Hundreds of thousands of students around the world joined 16-year-old Thunberg – recently nominated for the Nobel Peace Prize – in urging politicians to tackle climate change and limit global warming.
Friday’s wave of demonstrations began in Australia and New Zealand before spreading to Europe and the Americas. Many of the rallies drew tens of thousands of people. Participants held signs with slogans such as “School strike for the climate,” “Don’t be a fossil fool” and “The ocean is rising and so are we.”
Zazie-Rea Taylor, 11, echoing comments by other students at rallies in other world capitals, told people in Wellington she wasn’t at the protest to skip school but because her future depended on action.
“I would prefer that science and technology were used to save the planet rather than exploit it,” Taylor said.
In Australia, hundreds of pupils gathered in Cairns, a city near the Great Barrier Reef, to kick off the global protest.
“I decided to skip school today because I care about our future,” 16-year-old Emma Demarchi told dpa in Melbourne. “What is the use of school if there is no planet for us to live in?”
In Stockholm, Thunberg spoke to the estimated 6,000 protesters who had gathered outside the Swedish parliament in a drizzling rain.
“We, the young, have not contributed to this crisis,” Thunberg told the crowds. “We will not accept it. We will not let it happen. Therefore, we are striking. We are striking because we want a future, and we will continue.”
Thunberg recently addressed world leaders at the World Economic Forum in Switzerland’s Davos and at the UN’s climate conference in Poland.

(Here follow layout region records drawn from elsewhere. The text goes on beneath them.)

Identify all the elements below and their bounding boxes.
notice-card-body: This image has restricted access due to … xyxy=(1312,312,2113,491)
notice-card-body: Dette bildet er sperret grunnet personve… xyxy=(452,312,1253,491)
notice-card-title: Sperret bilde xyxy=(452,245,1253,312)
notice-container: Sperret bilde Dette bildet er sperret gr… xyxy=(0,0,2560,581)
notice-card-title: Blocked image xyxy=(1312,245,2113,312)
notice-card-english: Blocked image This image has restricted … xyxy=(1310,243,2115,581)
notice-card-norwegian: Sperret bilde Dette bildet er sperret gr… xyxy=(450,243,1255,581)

Elsewhere in Europe, around 30,000 people took to the streets of Brussels, with school children defying the rain to participate in demonstrations across the country, the Belga news agency reported.
Thousands of young people took to the streets of Paris and other cities across France to call for urgent action. Paris police put protester attendance at 29,000 in the French capital.

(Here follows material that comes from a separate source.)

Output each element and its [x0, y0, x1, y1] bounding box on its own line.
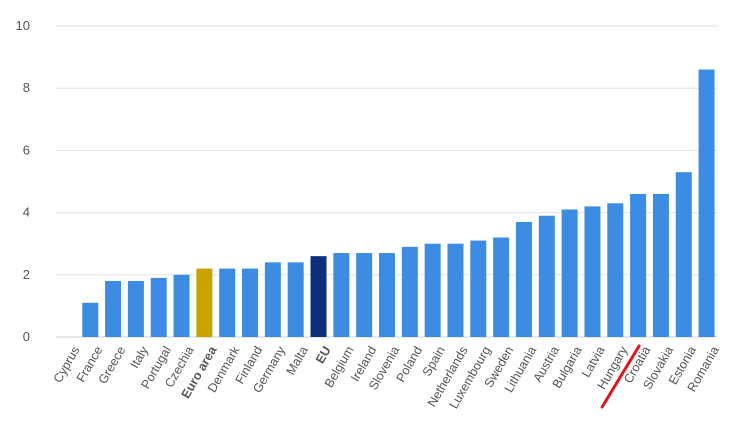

Young protesters in the Swiss city of Lucerne alluded to warmer winters with slogans such as “Grandma, what is snow?” And in Rome, students and other activists held up colourful banners, clapped and shouted slogans such as “There is only one planet!”
In Milan, a bigger protest attracted more than 100,000 people in the square outside the city’s cathedral, according to organizers quoted by the ANSA news agency.

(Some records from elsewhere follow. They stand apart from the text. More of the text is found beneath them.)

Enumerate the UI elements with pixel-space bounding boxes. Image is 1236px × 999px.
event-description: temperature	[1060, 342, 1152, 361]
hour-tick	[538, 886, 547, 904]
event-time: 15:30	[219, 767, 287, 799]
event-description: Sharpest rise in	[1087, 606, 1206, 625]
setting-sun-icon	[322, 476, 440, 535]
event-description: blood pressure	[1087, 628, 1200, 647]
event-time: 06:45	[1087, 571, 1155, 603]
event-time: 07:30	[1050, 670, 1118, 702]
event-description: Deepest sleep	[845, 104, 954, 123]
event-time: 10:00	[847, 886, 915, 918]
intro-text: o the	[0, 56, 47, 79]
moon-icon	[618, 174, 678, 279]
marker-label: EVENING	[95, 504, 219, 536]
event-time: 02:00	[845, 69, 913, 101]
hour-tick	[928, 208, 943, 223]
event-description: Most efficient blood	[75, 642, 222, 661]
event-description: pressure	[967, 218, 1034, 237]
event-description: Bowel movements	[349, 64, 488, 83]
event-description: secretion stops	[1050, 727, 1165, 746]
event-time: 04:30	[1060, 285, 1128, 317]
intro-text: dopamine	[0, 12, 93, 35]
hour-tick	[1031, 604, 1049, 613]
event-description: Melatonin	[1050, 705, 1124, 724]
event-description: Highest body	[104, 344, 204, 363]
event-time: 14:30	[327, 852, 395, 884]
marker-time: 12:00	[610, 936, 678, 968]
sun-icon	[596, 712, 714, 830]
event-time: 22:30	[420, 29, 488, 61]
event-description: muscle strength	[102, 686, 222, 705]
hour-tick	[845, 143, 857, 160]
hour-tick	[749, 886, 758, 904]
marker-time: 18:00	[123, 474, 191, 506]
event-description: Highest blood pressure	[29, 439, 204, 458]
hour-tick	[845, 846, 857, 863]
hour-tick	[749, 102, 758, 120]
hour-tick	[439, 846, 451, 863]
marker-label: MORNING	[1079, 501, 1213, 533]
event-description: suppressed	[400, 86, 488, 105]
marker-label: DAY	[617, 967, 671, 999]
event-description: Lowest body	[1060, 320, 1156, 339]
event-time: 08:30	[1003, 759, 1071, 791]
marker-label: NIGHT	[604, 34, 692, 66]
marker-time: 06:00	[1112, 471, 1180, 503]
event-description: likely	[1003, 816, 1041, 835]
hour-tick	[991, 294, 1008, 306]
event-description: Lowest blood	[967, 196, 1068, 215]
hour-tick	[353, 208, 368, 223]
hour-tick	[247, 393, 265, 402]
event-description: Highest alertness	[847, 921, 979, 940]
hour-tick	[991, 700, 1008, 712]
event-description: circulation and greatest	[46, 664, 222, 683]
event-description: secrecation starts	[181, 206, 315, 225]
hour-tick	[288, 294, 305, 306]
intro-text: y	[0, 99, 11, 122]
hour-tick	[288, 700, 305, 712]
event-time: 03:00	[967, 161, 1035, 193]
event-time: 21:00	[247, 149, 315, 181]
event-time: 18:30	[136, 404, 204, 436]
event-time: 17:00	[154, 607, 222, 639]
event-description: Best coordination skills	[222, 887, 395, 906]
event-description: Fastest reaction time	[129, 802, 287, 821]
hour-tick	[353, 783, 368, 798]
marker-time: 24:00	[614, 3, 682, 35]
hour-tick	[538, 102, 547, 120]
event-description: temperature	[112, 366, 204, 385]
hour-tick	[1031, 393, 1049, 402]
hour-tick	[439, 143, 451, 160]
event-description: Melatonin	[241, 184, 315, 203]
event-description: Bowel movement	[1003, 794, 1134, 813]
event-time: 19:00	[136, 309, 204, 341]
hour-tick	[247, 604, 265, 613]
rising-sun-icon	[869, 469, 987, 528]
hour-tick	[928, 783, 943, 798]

Organizers of protests in Germany said more than 300,000 people took part in demonstrations across the country. The largest were in Berlin, Cologne and Munich, each with more than 10,000 demonstrators, according to police counts.
In Vienna, a crowd of 10,000 gathered in the city centre to protest the lack of political action, while some 1,500 students in the town of Bregenz rang their mobile phone alarms in unison to show that “time is running out” to protect the climate, protest organizer Alexandra Seybal said.
Sizeable turnouts were seen in many of India’s largest cities, with students in New Delhi demanding the Indian government stop using coal and act against climate change and air pollution. “No Breath, No Vote,” read one banner.
Dozens of rallies took place across the United States, but they were smaller than the ones in Europe.
A few hundred people gathered near the US Capitol in Washington, where one of the organizers, Serena Moscarella, 16, of Bethesda, Maryland, said she was concerned that adults haven’t done enough to guarantee a liveable planet in the future.
“We have only 11 years before climate change is irreversible, so I want to do as much as I can before those 11 years are over,” Moscarella told dpa.
She said Trump, who has moved to pull the US out of the Paris climate agreement, should be thinking about his grandchildren and “what kind of impact he wants to leave – if he wants to be on the right side of history.”
Several school strikes were planned in New York City, where Alexandria Villasenor, 13, has been protesting every Friday outside UN headquarters.
The climate activist was visiting family last year in California when a wildfire broke out and decimated the nearby town of Paradise, which she called a “wake-up call” on the effects of climate change.